Nobody can accuse Marshall Rhinehart of dragging his feet on the humanitarian crisis Hurricane Katrina left behind.

Ever since the winds died down and floodwaters rose in New Orleans last week, the software writer has been a one-man FEMA, using computers in the recreation room of his Snyder home to find new housing all over the map for displaced families.

So far, about 10 families have found homes away from home in such far-flung places as Kansas, Arkansas, Pennsylvania and Texas through, the Web site he put up Aug. 31, Rhinehart said. Dozens more are waiting to connect with homeowners and relief coordinators who have contacted the site.

Tuesday, Edith Love of Brooklyn e-mailed to say relatives from New Orleans were expected soon at a Philadelphia shelter but because of her mother's paralysis would soon need permanent housing.

"If you can tell me a little more about your situation, it will help me match you up better," Rhinehart replied. "How many people all together need housing? Anywhere in Philadelphia or near a particular address?

"In the various databases I see about 10 people willing to host people from Katrina. If your group is willing to break into two groups, that might make it easier to find you something."

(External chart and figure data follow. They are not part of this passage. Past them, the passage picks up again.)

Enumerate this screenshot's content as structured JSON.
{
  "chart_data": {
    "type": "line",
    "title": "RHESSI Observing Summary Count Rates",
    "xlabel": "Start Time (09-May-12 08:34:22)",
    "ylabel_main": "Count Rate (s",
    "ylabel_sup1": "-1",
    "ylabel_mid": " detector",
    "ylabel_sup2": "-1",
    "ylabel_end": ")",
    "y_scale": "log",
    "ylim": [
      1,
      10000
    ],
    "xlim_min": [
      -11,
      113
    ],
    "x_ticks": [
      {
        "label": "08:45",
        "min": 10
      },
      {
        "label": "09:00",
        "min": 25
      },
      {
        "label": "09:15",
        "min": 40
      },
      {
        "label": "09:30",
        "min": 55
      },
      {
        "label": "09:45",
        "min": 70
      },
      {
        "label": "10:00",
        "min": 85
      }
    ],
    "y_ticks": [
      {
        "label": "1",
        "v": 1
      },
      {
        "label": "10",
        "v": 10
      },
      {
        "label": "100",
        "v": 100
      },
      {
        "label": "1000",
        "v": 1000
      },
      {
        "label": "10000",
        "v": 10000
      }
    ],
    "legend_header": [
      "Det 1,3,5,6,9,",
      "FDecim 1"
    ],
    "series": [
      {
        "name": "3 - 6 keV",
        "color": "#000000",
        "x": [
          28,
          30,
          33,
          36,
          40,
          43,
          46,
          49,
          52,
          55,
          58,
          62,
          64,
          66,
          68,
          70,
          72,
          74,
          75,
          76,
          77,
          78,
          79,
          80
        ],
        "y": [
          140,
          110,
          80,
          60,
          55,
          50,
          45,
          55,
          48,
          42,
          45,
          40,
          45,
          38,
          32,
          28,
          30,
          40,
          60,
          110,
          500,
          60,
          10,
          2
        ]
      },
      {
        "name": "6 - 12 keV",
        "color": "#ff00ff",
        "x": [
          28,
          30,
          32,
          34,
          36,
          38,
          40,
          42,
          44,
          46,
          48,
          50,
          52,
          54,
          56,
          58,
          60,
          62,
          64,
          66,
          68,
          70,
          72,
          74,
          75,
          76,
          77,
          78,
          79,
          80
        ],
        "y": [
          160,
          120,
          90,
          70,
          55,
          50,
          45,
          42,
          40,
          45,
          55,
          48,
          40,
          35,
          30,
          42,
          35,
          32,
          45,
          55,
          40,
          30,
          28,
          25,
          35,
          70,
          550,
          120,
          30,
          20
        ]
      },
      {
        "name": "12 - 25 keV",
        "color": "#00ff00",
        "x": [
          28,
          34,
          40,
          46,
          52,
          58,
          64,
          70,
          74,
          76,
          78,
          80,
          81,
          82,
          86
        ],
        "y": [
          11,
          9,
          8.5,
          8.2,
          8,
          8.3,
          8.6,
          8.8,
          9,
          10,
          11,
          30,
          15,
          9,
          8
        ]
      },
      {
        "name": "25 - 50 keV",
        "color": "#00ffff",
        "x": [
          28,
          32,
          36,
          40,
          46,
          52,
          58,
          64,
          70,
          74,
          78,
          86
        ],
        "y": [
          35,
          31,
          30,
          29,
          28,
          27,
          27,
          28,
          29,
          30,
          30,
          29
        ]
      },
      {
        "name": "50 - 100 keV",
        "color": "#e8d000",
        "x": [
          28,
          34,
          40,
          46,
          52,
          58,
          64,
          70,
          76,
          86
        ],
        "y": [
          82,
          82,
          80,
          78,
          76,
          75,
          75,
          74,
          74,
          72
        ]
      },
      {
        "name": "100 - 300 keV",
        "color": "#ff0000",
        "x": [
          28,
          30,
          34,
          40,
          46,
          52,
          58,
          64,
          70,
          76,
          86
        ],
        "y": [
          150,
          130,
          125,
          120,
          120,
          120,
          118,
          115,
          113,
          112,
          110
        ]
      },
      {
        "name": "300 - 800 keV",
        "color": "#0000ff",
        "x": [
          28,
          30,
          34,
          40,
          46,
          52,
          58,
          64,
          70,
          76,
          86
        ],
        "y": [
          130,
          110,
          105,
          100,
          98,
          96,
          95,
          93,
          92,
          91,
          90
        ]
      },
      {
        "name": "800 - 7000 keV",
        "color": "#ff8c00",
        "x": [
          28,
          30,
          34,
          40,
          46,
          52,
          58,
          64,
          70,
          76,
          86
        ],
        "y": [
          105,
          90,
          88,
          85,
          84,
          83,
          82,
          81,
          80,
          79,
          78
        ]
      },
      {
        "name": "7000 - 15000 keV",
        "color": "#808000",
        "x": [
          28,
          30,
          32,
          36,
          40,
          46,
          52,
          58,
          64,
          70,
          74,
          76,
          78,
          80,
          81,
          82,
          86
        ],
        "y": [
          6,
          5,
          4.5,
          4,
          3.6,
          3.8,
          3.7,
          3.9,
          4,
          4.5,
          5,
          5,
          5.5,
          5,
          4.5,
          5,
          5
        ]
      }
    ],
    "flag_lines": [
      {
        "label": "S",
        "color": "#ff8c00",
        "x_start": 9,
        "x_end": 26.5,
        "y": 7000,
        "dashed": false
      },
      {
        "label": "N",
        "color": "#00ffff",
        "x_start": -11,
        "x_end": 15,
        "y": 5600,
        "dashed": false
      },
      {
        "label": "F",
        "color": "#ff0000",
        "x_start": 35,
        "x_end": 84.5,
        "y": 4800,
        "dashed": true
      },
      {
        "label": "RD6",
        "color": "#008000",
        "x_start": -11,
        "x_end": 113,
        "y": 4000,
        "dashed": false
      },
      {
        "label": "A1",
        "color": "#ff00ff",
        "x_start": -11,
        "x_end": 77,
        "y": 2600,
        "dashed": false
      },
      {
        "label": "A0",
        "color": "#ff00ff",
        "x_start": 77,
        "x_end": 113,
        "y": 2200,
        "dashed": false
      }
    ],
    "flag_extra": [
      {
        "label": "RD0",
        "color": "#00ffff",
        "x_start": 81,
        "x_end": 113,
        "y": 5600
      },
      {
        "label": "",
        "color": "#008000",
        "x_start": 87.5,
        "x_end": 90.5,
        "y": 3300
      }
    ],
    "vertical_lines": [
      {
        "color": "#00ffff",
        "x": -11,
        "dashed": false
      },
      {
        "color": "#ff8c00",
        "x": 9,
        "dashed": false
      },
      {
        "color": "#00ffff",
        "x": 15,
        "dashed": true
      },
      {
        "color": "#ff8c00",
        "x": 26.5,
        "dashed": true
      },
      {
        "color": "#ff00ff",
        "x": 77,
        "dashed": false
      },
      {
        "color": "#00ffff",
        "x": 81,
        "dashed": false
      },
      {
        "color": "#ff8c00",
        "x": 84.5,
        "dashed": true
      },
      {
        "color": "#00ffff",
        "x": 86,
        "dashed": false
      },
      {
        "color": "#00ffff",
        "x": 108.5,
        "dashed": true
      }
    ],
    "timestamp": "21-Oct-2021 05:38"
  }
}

He added: "Sorry if I'm not coming across clearly. . . . I need some sleep."

Love answered that her group comprises three sets of families, one including her mother, sister and brother-in-law; another sister, brother-in-law and three children; and an aunt and her two children, grandson and a female friend of the aunt.

By Wednesday, Rhinehart had linked Love to a Philadelphia woman who offered to help resettle the family in the suburb of Media, Pa.

After attempting to verify housing applicants by checking their names against telephone listings, Rhinehart realized it would be much easier to serve as an arms-length broker between evacuees on the one hand and disaster coordinators, real estate professionals and housing databases on the other. "There has to be a buffer," he said.

Since received its first "hit" at 1:30 a.m. Saturday -- from a New Orleans family heading from North Carolina to Washington -- it has been contacted by thousands of people -- those desperate to find housing and those eager to help them.

The outcome has been gratifying, said Rhinehart, whose wife, Mary, a registered nurse who specializes in organ recovery for Upstate New York Transplant Services, suggested creating the Internet housing site.

"Within 72 hours we were helping people," he said. "I've worked on some products for years. A three-day turnaround is unusual."

Rhinehart believes this is the first time the Internet has been used to assist disaster victims on such a massive scale. It is certainly a first for him, and the project has been all-consuming.

"Some people who I write software for probably wonder where I am," he said.